User Portal - Docs
GitHubWebsiteToggle Dark/Light/Auto modeToggle Dark/Light/Auto modeToggle Dark/Light/Auto modeBack to homepage

Testing harvesting of FAIR Data Points

First, make sure that the fairdatapointharvester extension has been added to the CKAN plugins.

After signing in to the CKAN portal, go to CKAN harvest page (e.g. http://localhost:5500/harvest). Click on “Add Harvest Source”.

Fill in the following fields:

Click on “Save”.

Then, enter the CKAN container:

docker compose exec -it ckan-dev bash

Local development

Inside the container, run the following command:

ckan --config=/srv/app/ckan.ini harvester run-test <id of harvester>.

The harvester id is the last part of the URL of the harvest source.

GDI CKAN container CRON Job for FAIR Data Harvesting

Overview

The GDI package, available from the GDI GitHub repository, includes a CRON job functionality designed to automate the harvesting of FAIR datapoints. This automation ensures continuous and efficient data collection without manual intervention. The harvesting process is initiated three background processes responsible for the operation: crond, ckan_gather_consumer and ckan_fetch_consumer.

Background Processes

The harvesting operation relies on three main background processes:

  • gather_consumer: Manages the gathering of data sources to be harvested.
  • fetch_consumer: Responsible for fetching the data from the sources identified by the gather process.
  • run: Responsible for triggering the harvester at the end of each specified time interval (e.g., daily, weekly).

These processes are crucial for the automated harvesting workflow, ensuring that data is continuously and efficiently collected and made available through the CKAN portal.

Monitoring Process Status

To monitor the status of these background processes, the supervisorctl command is used.
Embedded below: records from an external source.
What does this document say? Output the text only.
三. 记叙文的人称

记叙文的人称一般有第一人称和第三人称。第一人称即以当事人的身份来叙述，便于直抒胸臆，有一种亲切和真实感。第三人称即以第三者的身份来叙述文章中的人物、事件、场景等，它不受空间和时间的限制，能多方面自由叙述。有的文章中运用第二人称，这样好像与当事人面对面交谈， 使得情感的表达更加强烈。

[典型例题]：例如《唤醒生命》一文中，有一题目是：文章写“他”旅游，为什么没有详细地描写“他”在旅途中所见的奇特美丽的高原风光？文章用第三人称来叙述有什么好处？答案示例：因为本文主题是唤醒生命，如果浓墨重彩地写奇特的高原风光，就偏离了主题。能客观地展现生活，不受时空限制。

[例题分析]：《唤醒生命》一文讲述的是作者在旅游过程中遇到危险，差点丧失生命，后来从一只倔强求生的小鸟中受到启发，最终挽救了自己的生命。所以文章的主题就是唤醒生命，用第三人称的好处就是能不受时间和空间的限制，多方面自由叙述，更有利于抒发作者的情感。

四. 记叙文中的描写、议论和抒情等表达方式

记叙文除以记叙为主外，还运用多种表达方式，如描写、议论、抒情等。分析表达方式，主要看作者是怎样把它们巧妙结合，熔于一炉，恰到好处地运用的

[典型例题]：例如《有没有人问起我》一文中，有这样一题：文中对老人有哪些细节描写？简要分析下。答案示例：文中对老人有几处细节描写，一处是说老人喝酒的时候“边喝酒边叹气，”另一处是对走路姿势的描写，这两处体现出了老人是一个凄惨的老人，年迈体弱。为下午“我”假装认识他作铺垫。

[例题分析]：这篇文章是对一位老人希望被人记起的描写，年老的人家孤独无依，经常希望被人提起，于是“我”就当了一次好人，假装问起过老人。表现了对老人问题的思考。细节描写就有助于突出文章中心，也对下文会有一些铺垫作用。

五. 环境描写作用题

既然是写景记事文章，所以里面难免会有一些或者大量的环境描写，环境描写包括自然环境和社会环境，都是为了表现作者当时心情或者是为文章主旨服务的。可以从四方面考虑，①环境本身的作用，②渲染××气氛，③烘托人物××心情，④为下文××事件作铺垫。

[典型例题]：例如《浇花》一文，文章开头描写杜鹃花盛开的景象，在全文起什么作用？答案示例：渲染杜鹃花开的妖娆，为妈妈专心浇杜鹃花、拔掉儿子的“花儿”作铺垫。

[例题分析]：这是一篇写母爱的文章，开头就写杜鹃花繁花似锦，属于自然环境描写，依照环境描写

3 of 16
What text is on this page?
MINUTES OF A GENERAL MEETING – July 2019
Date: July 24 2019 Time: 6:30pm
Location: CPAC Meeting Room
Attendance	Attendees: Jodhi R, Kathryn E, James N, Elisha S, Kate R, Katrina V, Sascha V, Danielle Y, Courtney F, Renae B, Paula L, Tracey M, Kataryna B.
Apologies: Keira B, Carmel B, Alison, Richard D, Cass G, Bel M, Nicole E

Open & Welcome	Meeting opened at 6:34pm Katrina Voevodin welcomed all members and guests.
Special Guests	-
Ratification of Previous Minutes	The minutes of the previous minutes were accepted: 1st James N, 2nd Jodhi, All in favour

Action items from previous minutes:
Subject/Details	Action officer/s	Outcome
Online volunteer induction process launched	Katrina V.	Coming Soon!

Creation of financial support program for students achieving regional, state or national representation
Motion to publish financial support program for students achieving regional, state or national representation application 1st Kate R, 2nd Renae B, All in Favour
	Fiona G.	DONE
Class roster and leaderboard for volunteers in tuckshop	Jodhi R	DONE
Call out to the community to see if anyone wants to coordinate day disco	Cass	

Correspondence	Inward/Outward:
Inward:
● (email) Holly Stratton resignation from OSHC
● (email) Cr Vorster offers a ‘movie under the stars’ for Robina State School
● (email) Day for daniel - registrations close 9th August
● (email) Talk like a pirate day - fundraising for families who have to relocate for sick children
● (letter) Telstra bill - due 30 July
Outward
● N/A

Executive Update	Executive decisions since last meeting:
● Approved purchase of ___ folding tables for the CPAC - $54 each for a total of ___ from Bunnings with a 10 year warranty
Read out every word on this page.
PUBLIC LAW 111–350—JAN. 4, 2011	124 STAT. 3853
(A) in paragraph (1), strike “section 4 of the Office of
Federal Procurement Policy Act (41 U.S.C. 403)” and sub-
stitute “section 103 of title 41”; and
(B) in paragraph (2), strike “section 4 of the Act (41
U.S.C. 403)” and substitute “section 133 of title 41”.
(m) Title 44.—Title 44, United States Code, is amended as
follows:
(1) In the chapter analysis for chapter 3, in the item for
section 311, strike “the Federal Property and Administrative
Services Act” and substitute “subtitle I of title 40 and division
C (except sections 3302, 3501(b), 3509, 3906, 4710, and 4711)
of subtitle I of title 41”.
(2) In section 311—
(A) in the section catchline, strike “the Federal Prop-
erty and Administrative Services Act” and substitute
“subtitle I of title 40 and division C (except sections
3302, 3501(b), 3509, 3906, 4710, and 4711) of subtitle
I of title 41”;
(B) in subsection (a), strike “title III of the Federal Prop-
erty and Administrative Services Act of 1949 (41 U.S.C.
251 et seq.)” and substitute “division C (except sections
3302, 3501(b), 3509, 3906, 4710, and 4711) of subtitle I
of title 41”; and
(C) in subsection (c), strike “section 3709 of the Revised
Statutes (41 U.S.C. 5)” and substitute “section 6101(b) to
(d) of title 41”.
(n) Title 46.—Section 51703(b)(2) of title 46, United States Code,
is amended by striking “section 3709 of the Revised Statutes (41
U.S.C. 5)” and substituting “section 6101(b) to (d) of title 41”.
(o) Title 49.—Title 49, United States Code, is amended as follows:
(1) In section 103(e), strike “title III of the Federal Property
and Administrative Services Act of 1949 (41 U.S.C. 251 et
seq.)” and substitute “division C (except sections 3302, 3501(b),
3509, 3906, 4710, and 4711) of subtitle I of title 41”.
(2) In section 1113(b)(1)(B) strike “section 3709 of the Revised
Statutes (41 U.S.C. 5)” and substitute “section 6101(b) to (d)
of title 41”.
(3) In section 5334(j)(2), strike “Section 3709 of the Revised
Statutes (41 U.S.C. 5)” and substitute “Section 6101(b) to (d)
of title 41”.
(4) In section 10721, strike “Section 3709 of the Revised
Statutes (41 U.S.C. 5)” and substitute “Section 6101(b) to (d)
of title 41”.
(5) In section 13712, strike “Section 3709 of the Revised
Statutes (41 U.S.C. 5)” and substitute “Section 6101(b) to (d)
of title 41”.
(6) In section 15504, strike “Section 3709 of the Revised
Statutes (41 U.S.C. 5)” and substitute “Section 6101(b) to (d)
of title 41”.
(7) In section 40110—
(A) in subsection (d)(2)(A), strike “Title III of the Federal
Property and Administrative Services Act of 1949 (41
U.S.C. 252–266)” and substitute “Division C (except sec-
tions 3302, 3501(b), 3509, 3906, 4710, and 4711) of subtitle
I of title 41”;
Executing this command provides real-time status information about each process involved in the harvesting operation. Here’s how to check the process status:

supervisorctl status

Upon execution, you should see output similar to the following, indicating that both processes are running correctly:

ckan_fetch_consumer              RUNNING   
ckan_gather_consumer             RUNNING   
crond                            RUNNING

This output shows that both ckan_fetch_consumer, ckan_gather_consumer and crond are in the RUNNING state, along with their respective process IDs and uptime, confirming their active operation within the system.